Quant aux milices, même si elles continuent d'exister bien que les dirigeants souhaitent les voir disparaître ou les intégrer dans l'armée, elles ne représentent pas davantage une force autonome au service des pauvres.

Restent les Comités de défense sandinistes qui existent dans les quartiers pauvres et les campagnes. Ils regroupent des ouvriers et des paysans mais ne semblent pas constituer l'embryon d'une force autonome des ouvriers et des paysans pauvres.

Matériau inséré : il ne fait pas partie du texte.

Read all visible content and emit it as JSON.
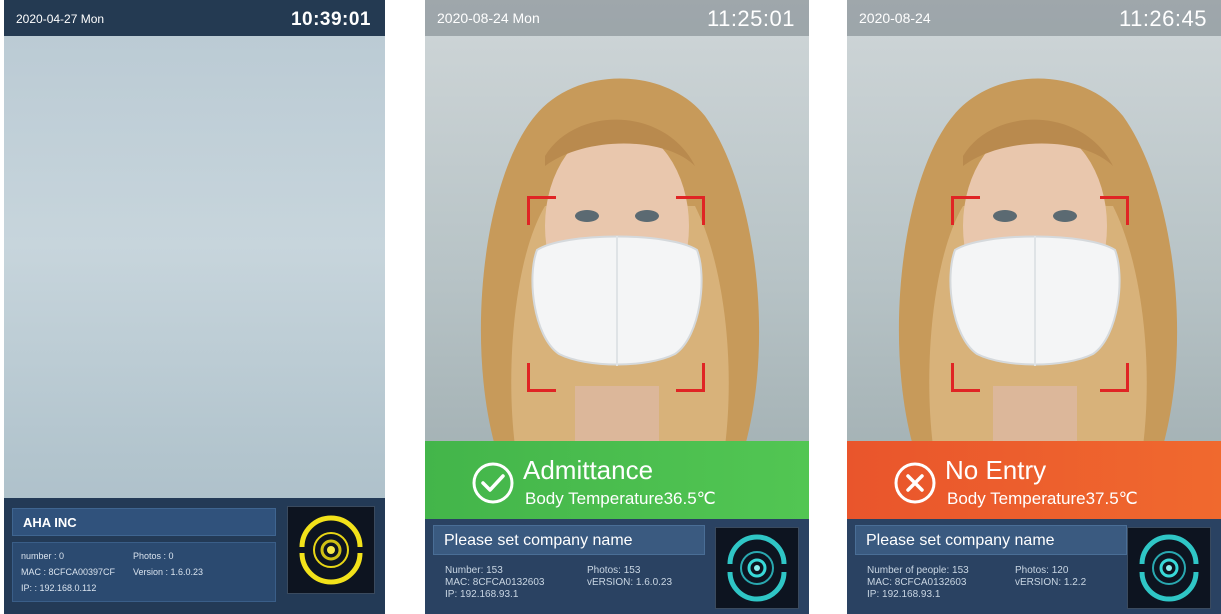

Par l'intermédiaire de ces comités de défense, le pouvoir en place sollicite la population pour organiser la vie matérielle, la répartition des vivres, l'organisation minimum de l'hygiène, de l'éducation. tomas borge expliquait ainsi à la revue latino-américaine sin censura, en novembre 1979, le rôle de ces comités locaux : « l'organisation populaire dans les quartiers a pour objectif d'aider à la distribution des vivres, à la réparation des rues et des maisons de manière collective à l'aide du matériel fourni par le gouvernement. en même temps, elle doit veiller aux ennemis de la révolution » . (cité d'après le livre nicaragua, la victoire d'un peuple).

On voit les limites tracées par le pouvoir en place aux organismes qui regroupent encore la population pauvre. Il n'est pas question pour lui d'en faire des organes où serait élaborée la politique au niveau local comme au niveau national. Il n'est pas question de leur donner les moyens d'appliquer des décisions correspondant à leurs intérêts. Ces Comités de défense sandinistes sont conçus comme des organismes aidant à l'application des décisions du pouvoir et ne laissant une petite initiative à ceux qui s'y regroupent que sur des problèmes mineurs.

Et force est de constater que la victoire sandiniste n'a pas donné aux masses exploitées le pouvoir.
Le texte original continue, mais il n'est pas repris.